To detect interactions at microarray features, scientists must label the test sample in such a way that an appropriate instrument can recognize it. Since the minute size of microarray features limits the amount of material that can be located at any feature, detection methods must be extremely sensitive.
Other than a few low-end systems that use radioactive or chemiluminescent tagging, most microarrays use fluorescent tags as their means of identification. These labels can be delivered to the DNA units in several different ways. One simple and flexible approach involves attaching a fluorophore such as fluorescein or Cy3 to the oligonucleotide layer. While relatively simple, this approach has low sensitivity because it delivers only one unit of label per interaction. Technologists can achieve more sensitivity by multiplexing the labeled entity -- that is, delivering more than one unit of label per interaction.
Microarrays and bioinformatics
Experimental Design Due to the biological complexity of gene expression, the considerations of experimental design that are discussed in the expression profiling article are of critical importance if statistically and biologically valid conclusions are to be drawn from the data.
The lack of standardization in arrays presents an interoperability problem in bioinformatics, which hinders the exchange of array data.
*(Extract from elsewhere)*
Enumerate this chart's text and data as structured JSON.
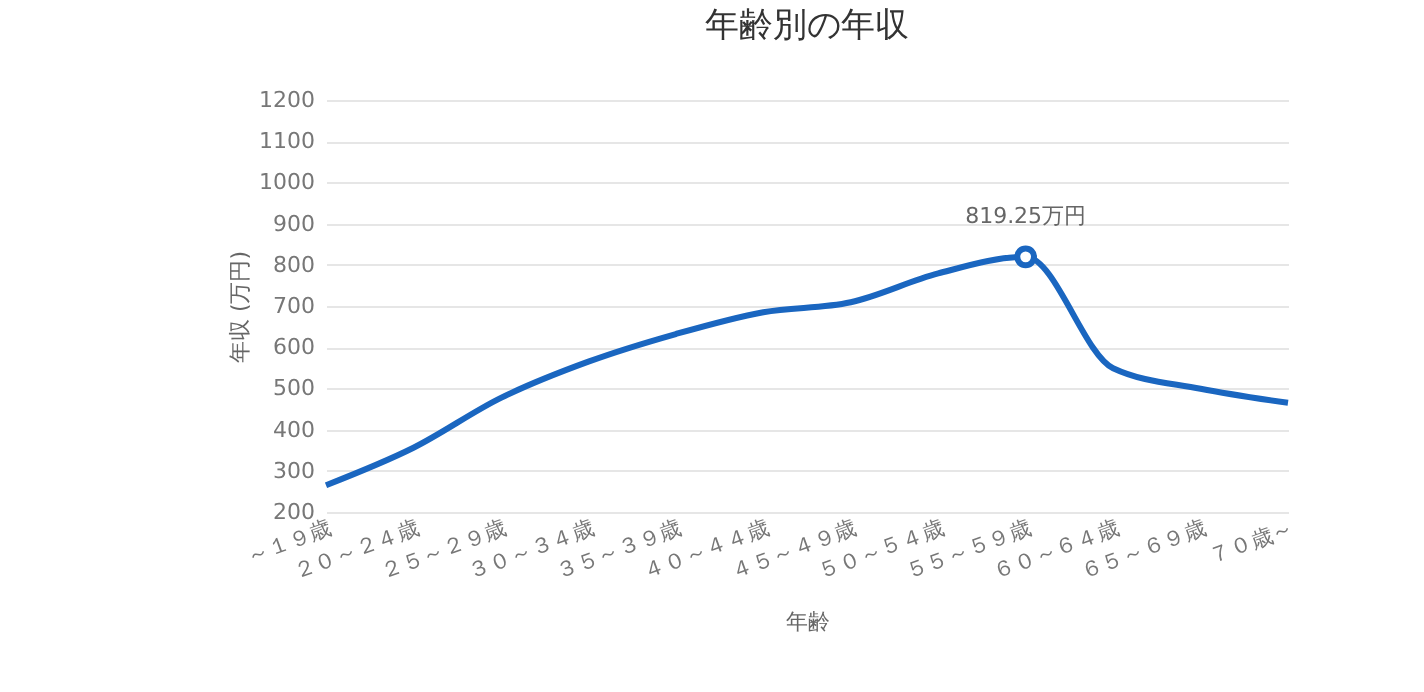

Various grass-roots open-source projects are attempting to facilitate the exchange and analysis of data produced with non-proprietary chips. The "Minimum Information About a Microarray Experiment" (MIAME) checklist helps define the level of detail that should exist and is being adopted by many journals as a requirement for the submission of papers incorporating microarray results. MIAME describes possible content but is not a format, many formats can in turn support the MIAME requirements yet there is no way to computationally determine semantic compliance.
There is currently an ongoing project being conducted by the FDA to develop standards and quality control metrics which will eventually allow the use of MicroArray data in drug discovery, clinical practice and regulatory decision-making.
The analysis of DNA microarrays poses a large number of statistical problems, including the normalization of the data. There are dozens of proposed normalization methods in the published literature; as in many other cases where authorities disagree, a sound conservative approach is to try a number of popular normalization methods and compare the conclusions reached: how sensitive are the main conclusions to the method chosen? From a hypothesis-testing perspective, the large number of genes present on a single array means that the experimenter must take into account a multiple testing problem: even if each gene is extremely unlikely to randomly yield a result of interest, the combination of all the genes is likely to show at least one or a few occurrences of this result which are false positives.
A basic difference between microarray data analysis and much traditional biomedical research is the dimensionality of the data. A large clinical study might collect, say, 100 data items per patient for thousands of patients. A medium-size microarray study will obtain many thousands of numbers per sample for perhaps a hundred samples. Many analysis techniques treat each sample as a single point in a space with thousands of dimensions, then attempt by various techniques to reduce the dimensionality of the data to something humans can visualize.
Relation between probe and gene
The relation between a probe and the mRNA that it is expected to detect is problematic. On the one hand, some mRNAs may cross-hybridize probes in the array that are supposed to detect another mRNA. On the other hand, probes that are designed to detect the mRNA of a particular gene may be relying on genomic EST information that is incorrectly associated with that gene.